To run the full inference pipeline, follow these steps:

  1. Set the PYTHONPATH

This ensures your Python modules are found correctly: bash export PYTHONPATH=/mnt/proj2/atr-25-3/inference-server-hpc:$PYTHONPATH

  1. Start the backend server

This command runs your backend job starter (make sure any required configurations are set in start_aqis.sh): bash python -m tests.heappe_aqis_start_job

  1. Launch the Streamlit client

This starts the web UI on port 8084: bash streamlit run src/client/streamlit_app.py --server.port 8084

You can now access the web interface at http://localhost:8084.

Multi-GPU Model Management (model_multi.py)
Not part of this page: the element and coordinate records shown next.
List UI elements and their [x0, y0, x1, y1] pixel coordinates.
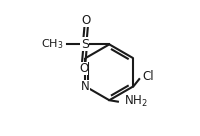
Text: O: O — [82, 13, 91, 27]
Text: O: O — [79, 62, 88, 75]
Text: N: N — [81, 80, 89, 93]
Text: CH$_3$: CH$_3$ — [41, 38, 63, 51]
Text: NH$_2$: NH$_2$ — [124, 94, 147, 109]
Text: S: S — [81, 38, 89, 51]
Text: Cl: Cl — [142, 70, 154, 83]
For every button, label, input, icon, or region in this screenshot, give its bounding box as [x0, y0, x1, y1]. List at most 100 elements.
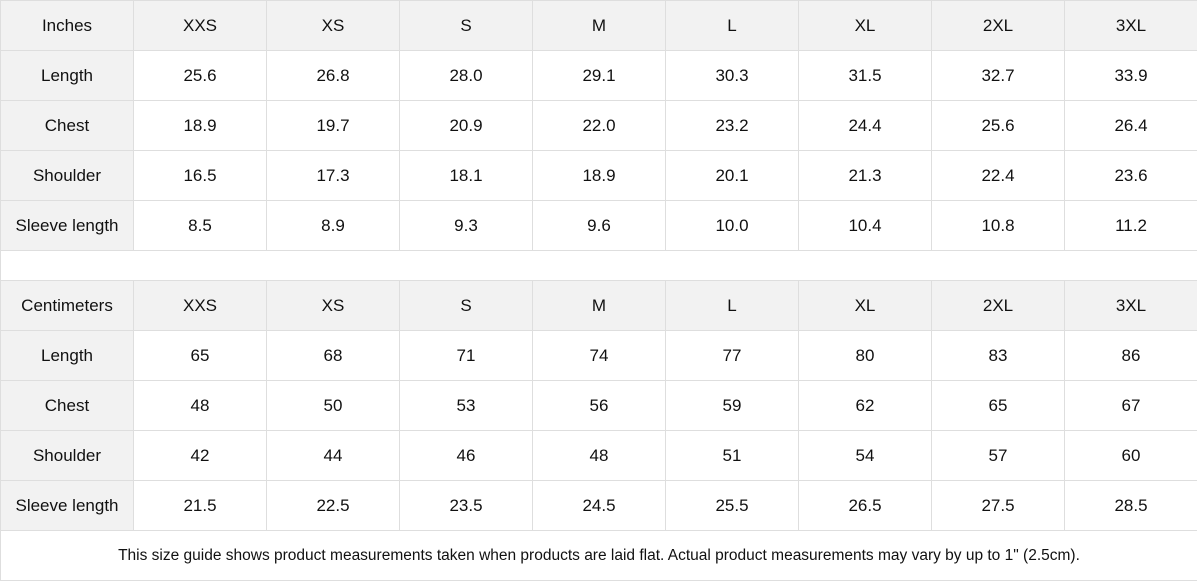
- measurement-value: 21.3: [799, 151, 932, 201]
- measurement-value: 51: [666, 431, 799, 481]
- size-header: 2XL: [932, 281, 1065, 331]
- measurement-value: 8.9: [267, 201, 400, 251]
- measurement-value: 24.4: [799, 101, 932, 151]
- measurement-value: 23.6: [1065, 151, 1197, 201]
- measurement-value: 10.0: [666, 201, 799, 251]
- measurement-value: 18.9: [533, 151, 666, 201]
- measurement-value: 9.3: [400, 201, 533, 251]
- footnote: This size guide shows product measuremen…: [1, 531, 1197, 581]
- measurement-value: 46: [400, 431, 533, 481]
- spacer-row: [1, 251, 1197, 281]
- size-header: S: [400, 281, 533, 331]
- unit-label: Inches: [1, 1, 134, 51]
- measurement-value: 23.5: [400, 481, 533, 531]
- measurement-label: Chest: [1, 101, 134, 151]
- measurement-value: 68: [267, 331, 400, 381]
- measurement-value: 10.8: [932, 201, 1065, 251]
- measurement-value: 53: [400, 381, 533, 431]
- measurement-value: 22.4: [932, 151, 1065, 201]
- measurement-value: 25.6: [932, 101, 1065, 151]
- measurement-label: Length: [1, 51, 134, 101]
- size-header: 3XL: [1065, 1, 1197, 51]
- size-header: M: [533, 281, 666, 331]
- measurement-label: Shoulder: [1, 151, 134, 201]
- measurement-value: 65: [932, 381, 1065, 431]
- measurement-value: 23.2: [666, 101, 799, 151]
- measurement-value: 8.5: [134, 201, 267, 251]
- measurement-value: 67: [1065, 381, 1197, 431]
- size-header: S: [400, 1, 533, 51]
- measurement-value: 74: [533, 331, 666, 381]
- size-header: XXS: [134, 1, 267, 51]
- measurement-value: 65: [134, 331, 267, 381]
- size-header: 3XL: [1065, 281, 1197, 331]
- measurement-value: 29.1: [533, 51, 666, 101]
- measurement-label: Sleeve length: [1, 201, 134, 251]
- measurement-value: 26.5: [799, 481, 932, 531]
- size-header: XXS: [134, 281, 267, 331]
- size-header: XS: [267, 1, 400, 51]
- measurement-value: 60: [1065, 431, 1197, 481]
- measurement-value: 48: [134, 381, 267, 431]
- size-header: XL: [799, 281, 932, 331]
- measurement-value: 24.5: [533, 481, 666, 531]
- measurement-value: 31.5: [799, 51, 932, 101]
- measurement-value: 30.3: [666, 51, 799, 101]
- size-header: L: [666, 1, 799, 51]
- measurement-value: 28.0: [400, 51, 533, 101]
- measurement-label: Shoulder: [1, 431, 134, 481]
- size-header: XS: [267, 281, 400, 331]
- measurement-value: 16.5: [134, 151, 267, 201]
- size-header: L: [666, 281, 799, 331]
- measurement-label: Sleeve length: [1, 481, 134, 531]
- measurement-value: 33.9: [1065, 51, 1197, 101]
- measurement-value: 11.2: [1065, 201, 1197, 251]
- measurement-value: 10.4: [799, 201, 932, 251]
- measurement-value: 21.5: [134, 481, 267, 531]
- measurement-label: Length: [1, 331, 134, 381]
- measurement-value: 20.1: [666, 151, 799, 201]
- unit-label: Centimeters: [1, 281, 134, 331]
- measurement-value: 26.4: [1065, 101, 1197, 151]
- measurement-value: 62: [799, 381, 932, 431]
- measurement-value: 86: [1065, 331, 1197, 381]
- measurement-value: 77: [666, 331, 799, 381]
- measurement-value: 9.6: [533, 201, 666, 251]
- measurement-value: 57: [932, 431, 1065, 481]
- measurement-value: 59: [666, 381, 799, 431]
- measurement-value: 22.5: [267, 481, 400, 531]
- size-header: XL: [799, 1, 932, 51]
- measurement-value: 22.0: [533, 101, 666, 151]
- size-header: 2XL: [932, 1, 1065, 51]
- measurement-value: 27.5: [932, 481, 1065, 531]
- measurement-value: 20.9: [400, 101, 533, 151]
- measurement-value: 32.7: [932, 51, 1065, 101]
- measurement-value: 17.3: [267, 151, 400, 201]
- measurement-value: 48: [533, 431, 666, 481]
- measurement-value: 18.9: [134, 101, 267, 151]
- measurement-value: 44: [267, 431, 400, 481]
- measurement-value: 25.5: [666, 481, 799, 531]
- measurement-value: 83: [932, 331, 1065, 381]
- measurement-value: 18.1: [400, 151, 533, 201]
- measurement-value: 50: [267, 381, 400, 431]
- measurement-value: 54: [799, 431, 932, 481]
- measurement-value: 19.7: [267, 101, 400, 151]
- measurement-label: Chest: [1, 381, 134, 431]
- measurement-value: 28.5: [1065, 481, 1197, 531]
- measurement-value: 26.8: [267, 51, 400, 101]
- size-header: M: [533, 1, 666, 51]
- measurement-value: 56: [533, 381, 666, 431]
- measurement-value: 25.6: [134, 51, 267, 101]
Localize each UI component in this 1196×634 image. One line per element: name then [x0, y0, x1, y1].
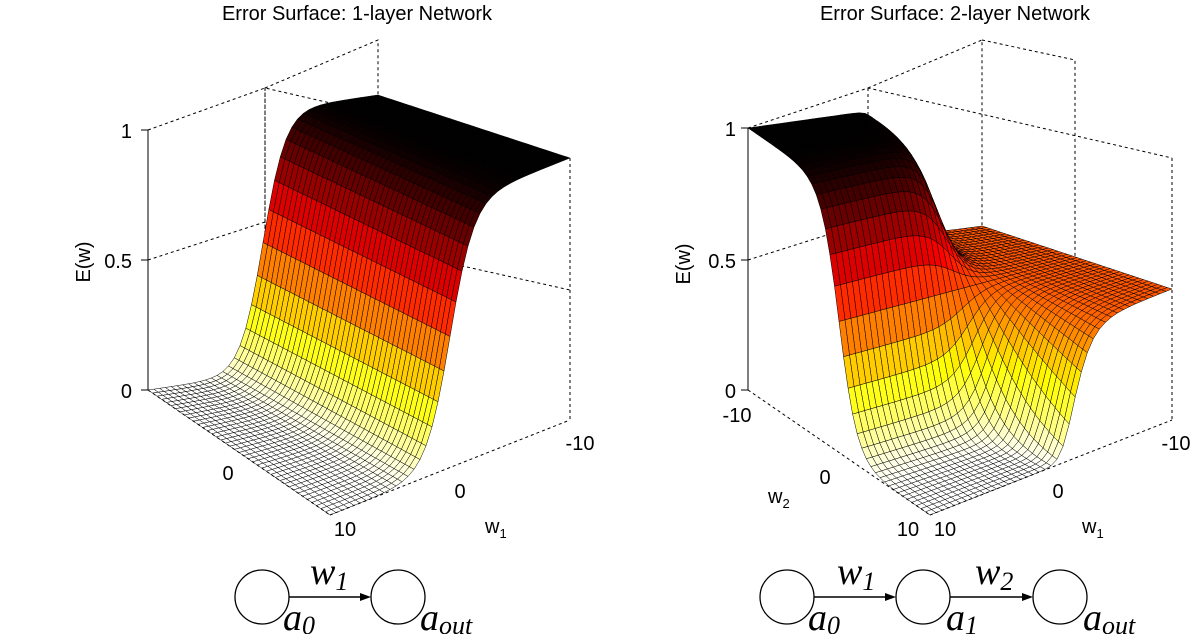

The model_multi.py script provides advanced multi-GPU and multi-model capabilities for the EXA4MIND AI Inference Service. This component enables efficient deployment and management of multiple large language models across multiple GPUs simultaneously.

Key Features

  • Multi-GPU Support: Automatically detects and utilizes all available CUDA devices on the system
  • Round-Robin GPU Assignment: Implements round-robin scheduling for distributing models across GPUs
  • Multiple Model Deployment: Supports loading different LLMs on different GPUs simultaneously
  • Dynamic Model Management: Allows runtime model switching and GPU reallocation
  • Memory Management: Automatically handles GPU memory cleanup when switching models

Round-Robin Scheduling

When a new model needs to be loaded: 1. If GPUs are available, the next GPU in the round-robin cycle is assigned 2. If all GPUs are occupied, the system evicts the model from the next GPU in the cycle 3. The new model is loaded on the freed GPU

Supported Inference Engines

The multi-GPU system supports three inference engines:

  1. Hugging Face Transformers: Direct integration with Hugging Face models
  2. Ollama: Local model serving with Ollama
  3. vLLM: High-performance inference with vLLM

API Endpoints

The system responds to three main message types via ZeroMQ:

  1. change_model: Load a new model on an available GPU
  2. inference: Perform inference using a specific model
  3. get_model: Retrieve information about currently loaded models

Memory Management

The system includes sophisticated memory management: - Automatic CUDA cache clearing when switching models - Proper model cleanup and resource deallocation - Memory-efficient model loading and unloading

Sending OpenAI Chat Completions Requests

To send an OpenAI-compatible chat completions request through the pipeline:

  1. Start the AQIS backend job:

bash python -m tests.heappe_aqis_start_job

  1. Send a chat completion request (replace placeholders as needed):

bash python -m tests.heappe_aqis_openai_generate --prompt "Your prompt" --model_id "model_id" --engine "inference_engine"

This uses the OpenAI chat format end-to-end: the FastAPI proxy forwards the payload via ZeroMQ unchanged, and the backend routes it to the selected engine (Hugging Face, vLLM, or Ollama).